Tim, tra il dire e il fare c'è di mezzo...
Il tanto decantato cambio di passo promesso in campagna elettorale del nuovo Governo Meloni, appare ormai sgonfiarsi, compresso la nazionalizzazione della rete di TIM/OPEN FIBER, mentre il fondo americano KKR ha presentato la propria offerta, creando così una notevole apprensione per il futuro di un’infrastruttura strategica per lo Stato.
In un quadro non meglio definito sulle prospettive dell’assetto azionario di TIM, nonché in attesa della concretizzazione del piano industriale proposto dall’AD Labriola, resta ancora da comprendere cosa realmente voglia fare il Governo di Giorgia Meloni per il rilancio del settore delle telecomunicazioni, a cui è strettamente connesso il futuro di TIM.
Quotidianamente nella lettura dei cosiddetti rumor riguardanti la possibile Govarnence futura di TIM, ci si rende conto di come ormai l’azienda sia preda di fondi di investimento, principalmente stranieri, con l'unico obiettivo di speculare su quel che resta del suo patrimonio infrastrutturale, visto che da tempo è in piena crisi sul piano finanziario.
Crisi finanziaria e di liquidità sottolineata dalla recente necessità della collocazione dei TIM Bond a 5 anni per un valore complessivo di 850 milioni di euro non solo per sostenere il piano di investimenti, ma principalmente per rifinanziare il debito già esistente. Secondo alcune agenzie specializzate, i tassi di interesse sul nuovo debito saranno probabilmente superiori al debito ritirato, con un impatto negativo sul flusso di cassa.

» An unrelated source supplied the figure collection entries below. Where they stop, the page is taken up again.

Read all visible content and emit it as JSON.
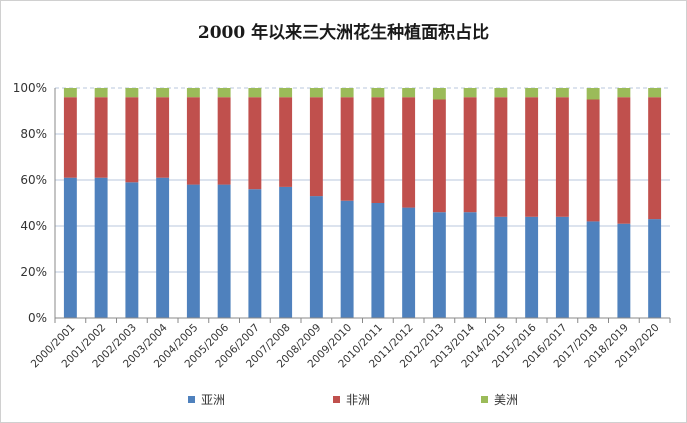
{
  "chart_data": {
    "type": "bar",
    "stacked": true,
    "title": "2000 年以来三大洲花生种植面积占比",
    "xlabel": "",
    "ylabel": "",
    "ylim": [
      0,
      100
    ],
    "y_ticks": [
      "0%",
      "20%",
      "40%",
      "60%",
      "80%",
      "100%"
    ],
    "categories": [
      "2000/2001",
      "2001/2002",
      "2002/2003",
      "2003/2004",
      "2004/2005",
      "2005/2006",
      "2006/2007",
      "2007/2008",
      "2008/2009",
      "2009/2010",
      "2010/2011",
      "2011/2012",
      "2012/2013",
      "2013/2014",
      "2014/2015",
      "2015/2016",
      "2016/2017",
      "2017/2018",
      "2018/2019",
      "2019/2020"
    ],
    "series": [
      {
        "name": "亚洲",
        "color": "#4f81bd",
        "values": [
          61,
          61,
          59,
          61,
          58,
          58,
          56,
          57,
          53,
          51,
          50,
          48,
          46,
          46,
          44,
          44,
          44,
          42,
          41,
          43
        ]
      },
      {
        "name": "非洲",
        "color": "#c0504d",
        "values": [
          35,
          35,
          37,
          35,
          38,
          38,
          40,
          39,
          43,
          45,
          46,
          48,
          49,
          50,
          52,
          52,
          52,
          53,
          55,
          53
        ]
      },
      {
        "name": "美洲",
        "color": "#9bbb59",
        "values": [
          4,
          4,
          4,
          4,
          4,
          4,
          4,
          4,
          4,
          4,
          4,
          4,
          5,
          4,
          4,
          4,
          4,
          5,
          4,
          4
        ]
      }
    ],
    "grid": true,
    "legend_position": "bottom"
  }
}
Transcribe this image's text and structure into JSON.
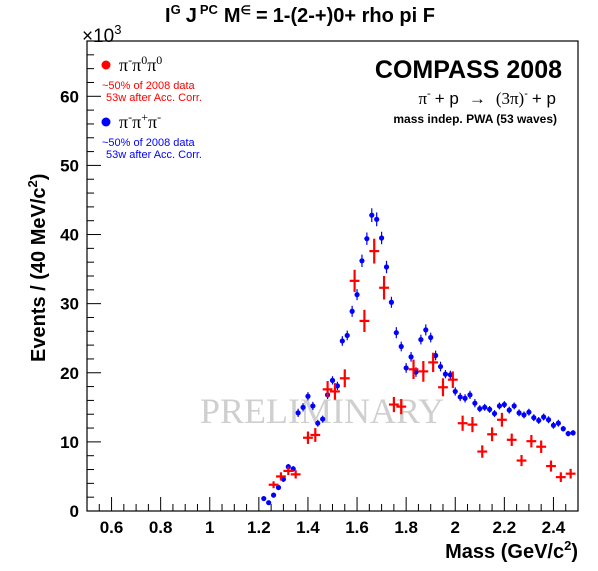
{
  "chart_data": {
    "type": "scatter",
    "title": "1-(2-+)0+ rho pi F",
    "title_prefix": "I",
    "title_sup_g": "G",
    "title_mid": "J",
    "title_sup_pc": "PC",
    "title_m": "M",
    "title_sup_eps": "∈",
    "title_eq": "=",
    "experiment": "COMPASS 2008",
    "reaction": {
      "pi": "π",
      "minus": "-",
      "plus_p": "+ p",
      "arrow": "→",
      "three_pi": "(3π)",
      "three_pi_sup": "-",
      "plus_p2": "+ p"
    },
    "analysis_note": "mass indep. PWA (53 waves)",
    "watermark": "PRELIMINARY",
    "xlabel": "Mass (GeV/c",
    "xlabel_sup": "2",
    "xlabel_close": ")",
    "ylabel": "Events / (40 MeV/c",
    "ylabel_sup": "2",
    "ylabel_close": ")",
    "y_multiplier": "×10",
    "y_multiplier_exp": "3",
    "xlim": [
      0.5,
      2.5
    ],
    "ylim": [
      0,
      68
    ],
    "x_ticks": [
      0.6,
      0.8,
      1,
      1.2,
      1.4,
      1.6,
      1.8,
      2,
      2.2,
      2.4
    ],
    "x_tick_labels": [
      "0.6",
      "0.8",
      "1",
      "1.2",
      "1.4",
      "1.6",
      "1.8",
      "2",
      "2.2",
      "2.4"
    ],
    "y_ticks": [
      0,
      10,
      20,
      30,
      40,
      50,
      60
    ],
    "y_tick_labels": [
      "0",
      "10",
      "20",
      "30",
      "40",
      "50",
      "60"
    ],
    "grid": false,
    "legend_position": "top-left",
    "series": [
      {
        "name": "π⁻π⁰π⁰",
        "legend_base": "π",
        "legend_s1": "-",
        "legend_mid": "π",
        "legend_s2": "0",
        "legend_end": "π",
        "legend_s3": "0",
        "note1": "~50% of 2008 data",
        "note2": "53w after Acc. Corr.",
        "color": "#ff0000",
        "marker": "cross",
        "x_err": 0.02,
        "points": [
          [
            1.26,
            3.8,
            0.5
          ],
          [
            1.29,
            5.0,
            0.6
          ],
          [
            1.32,
            5.8,
            0.6
          ],
          [
            1.35,
            5.3,
            0.6
          ],
          [
            1.4,
            10.6,
            0.9
          ],
          [
            1.43,
            11.0,
            1.0
          ],
          [
            1.48,
            17.6,
            1.2
          ],
          [
            1.51,
            17.3,
            1.2
          ],
          [
            1.55,
            19.2,
            1.3
          ],
          [
            1.59,
            33.3,
            1.6
          ],
          [
            1.63,
            27.5,
            1.6
          ],
          [
            1.67,
            37.6,
            1.8
          ],
          [
            1.71,
            32.3,
            1.7
          ],
          [
            1.75,
            15.4,
            1.1
          ],
          [
            1.78,
            15.1,
            1.1
          ],
          [
            1.83,
            20.5,
            1.4
          ],
          [
            1.87,
            20.2,
            1.5
          ],
          [
            1.91,
            21.5,
            1.4
          ],
          [
            1.95,
            17.9,
            1.3
          ],
          [
            1.99,
            19.0,
            1.2
          ],
          [
            2.03,
            12.7,
            1.1
          ],
          [
            2.07,
            12.5,
            1.1
          ],
          [
            2.11,
            8.6,
            0.9
          ],
          [
            2.15,
            11.1,
            1.0
          ],
          [
            2.19,
            13.2,
            1.0
          ],
          [
            2.23,
            10.3,
            0.9
          ],
          [
            2.27,
            7.3,
            0.8
          ],
          [
            2.31,
            10.1,
            0.9
          ],
          [
            2.35,
            9.3,
            0.9
          ],
          [
            2.39,
            6.5,
            0.8
          ],
          [
            2.43,
            4.9,
            0.7
          ],
          [
            2.47,
            5.4,
            0.7
          ]
        ]
      },
      {
        "name": "π⁻π⁺π⁻",
        "legend_base": "π",
        "legend_s1": "-",
        "legend_mid": "π",
        "legend_s2": "+",
        "legend_end": "π",
        "legend_s3": "-",
        "note1": "~50% of 2008 data",
        "note2": "53w after Acc. Corr.",
        "color": "#0000ff",
        "marker": "dot",
        "x_err": 0,
        "points": [
          [
            1.22,
            1.8,
            0.3
          ],
          [
            1.24,
            1.2,
            0.3
          ],
          [
            1.26,
            2.3,
            0.3
          ],
          [
            1.28,
            3.4,
            0.3
          ],
          [
            1.3,
            4.6,
            0.4
          ],
          [
            1.32,
            6.4,
            0.4
          ],
          [
            1.34,
            6.1,
            0.4
          ],
          [
            1.36,
            14.2,
            0.6
          ],
          [
            1.38,
            15.0,
            0.6
          ],
          [
            1.4,
            16.6,
            0.6
          ],
          [
            1.42,
            15.2,
            0.6
          ],
          [
            1.44,
            12.7,
            0.5
          ],
          [
            1.46,
            13.3,
            0.5
          ],
          [
            1.48,
            16.8,
            0.6
          ],
          [
            1.5,
            18.9,
            0.6
          ],
          [
            1.52,
            18.1,
            0.6
          ],
          [
            1.54,
            24.6,
            0.7
          ],
          [
            1.56,
            25.4,
            0.7
          ],
          [
            1.58,
            28.9,
            0.8
          ],
          [
            1.6,
            31.3,
            0.8
          ],
          [
            1.62,
            36.2,
            0.9
          ],
          [
            1.64,
            39.4,
            0.9
          ],
          [
            1.66,
            42.8,
            1.0
          ],
          [
            1.68,
            42.2,
            1.0
          ],
          [
            1.7,
            39.5,
            0.9
          ],
          [
            1.72,
            35.3,
            0.9
          ],
          [
            1.74,
            30.2,
            0.8
          ],
          [
            1.76,
            25.8,
            0.8
          ],
          [
            1.78,
            23.8,
            0.7
          ],
          [
            1.8,
            20.7,
            0.7
          ],
          [
            1.82,
            22.3,
            0.7
          ],
          [
            1.84,
            20.1,
            0.7
          ],
          [
            1.86,
            24.8,
            0.7
          ],
          [
            1.88,
            26.2,
            0.8
          ],
          [
            1.9,
            25.1,
            0.7
          ],
          [
            1.92,
            22.5,
            0.7
          ],
          [
            1.94,
            20.9,
            0.7
          ],
          [
            1.96,
            19.8,
            0.6
          ],
          [
            1.98,
            19.7,
            0.6
          ],
          [
            2.0,
            17.3,
            0.6
          ],
          [
            2.02,
            16.5,
            0.6
          ],
          [
            2.04,
            16.3,
            0.6
          ],
          [
            2.06,
            16.8,
            0.6
          ],
          [
            2.08,
            15.6,
            0.6
          ],
          [
            2.1,
            14.8,
            0.5
          ],
          [
            2.12,
            15.0,
            0.5
          ],
          [
            2.14,
            14.7,
            0.5
          ],
          [
            2.16,
            14.1,
            0.5
          ],
          [
            2.18,
            15.2,
            0.5
          ],
          [
            2.2,
            15.4,
            0.5
          ],
          [
            2.22,
            14.6,
            0.5
          ],
          [
            2.24,
            15.2,
            0.5
          ],
          [
            2.26,
            14.2,
            0.5
          ],
          [
            2.28,
            13.9,
            0.5
          ],
          [
            2.3,
            14.3,
            0.5
          ],
          [
            2.32,
            13.5,
            0.5
          ],
          [
            2.34,
            13.1,
            0.5
          ],
          [
            2.36,
            13.6,
            0.5
          ],
          [
            2.38,
            13.2,
            0.5
          ],
          [
            2.4,
            12.4,
            0.5
          ],
          [
            2.42,
            12.7,
            0.5
          ],
          [
            2.44,
            11.9,
            0.4
          ],
          [
            2.46,
            11.2,
            0.4
          ],
          [
            2.48,
            11.3,
            0.4
          ]
        ]
      }
    ]
  }
}
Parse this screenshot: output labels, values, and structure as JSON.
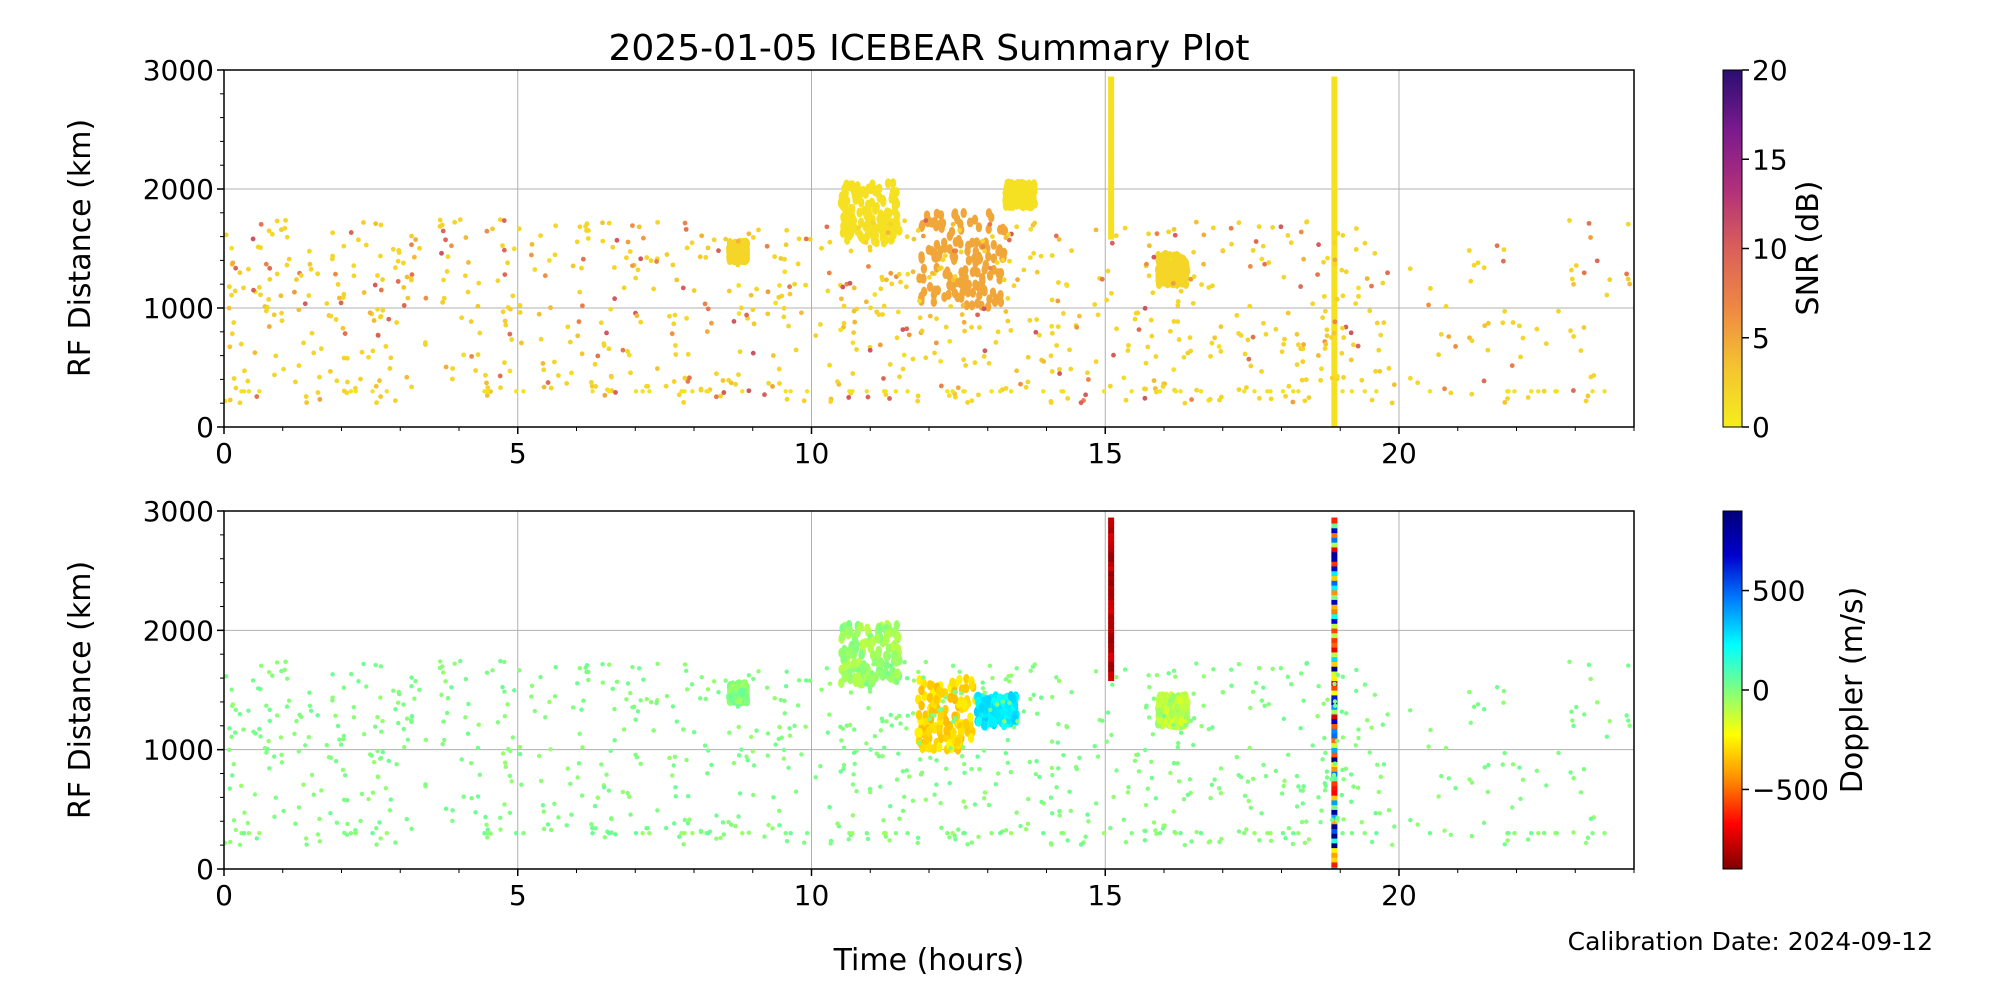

Cosa aspettarsi dopo lo stop da parte del Tesoro a CDP nel rivedere la proposta da oltre 18 miliardi, secondo noi niente di buono, considerato che CDP e i rappresentanti istituzionali della premier Giorgia Meloni, incalzati dalla nuova offerta non vincolante per l’acquisto della rete da parte del fondo statunitense KKR, appaiono molto più impegnati nella ricerca spasmodica di un compromesso per la salvaguardia degli interessi finanziari principalmente stranieri.
Alla luce di quanto accaduto con la privatizzazione di un servizio pubblico come le tlc, dopo la semi-nazionalizzazione dell’infrastruttura della rete (Netco), sempre se andrà in porto, ci sarà la cannibalizzazione di quello che rimane dell’azienda dei servizi da parte dei fondi.
Inoltre, bisogna anche considerare che l’attuale interesse da parte dei fondi internazionali per TIM deriva principalmente dall’attenzione per i fondi nazionali ed europei (fondi ordinari e PNRR) per la digitalizzazione del paese delle Aree grigie e bianche (a fallimento di mercato). Una volta terminati questi progetti cosa accadrà?
Per noi di USB, l’unica strada percorribile è quella di riportare sotto il controllo pubblico l’intera azienda e la risoluzione definitiva dei vincoli regolatori del settore, artefici di una iper-competizione negativa, a scapito del costo del lavoro, specialmente per le società in appalto, così da poter utilizzare tutte le competenze presenti e utili per accelerare il cablaggio del paese.
Per noi di USB, l’unica strada percorribile è quella di riportare sotto il controllo pubblico l’intera azienda e la risoluzione definitiva dei vincoli regolatori del settore, artefici di una iper-competizione negativa, a scapito del costo del lavoro, specialmente per le società in appalto, così da poter utilizzare tutte le competenze presenti e utili per accelerare il cablaggio del paese.
Una soluzione semplice che garantisce i perimetri occupazionali e risolve il problema del futuro delle telecomunicazioni e dello sviluppo del sistema industriale del paese.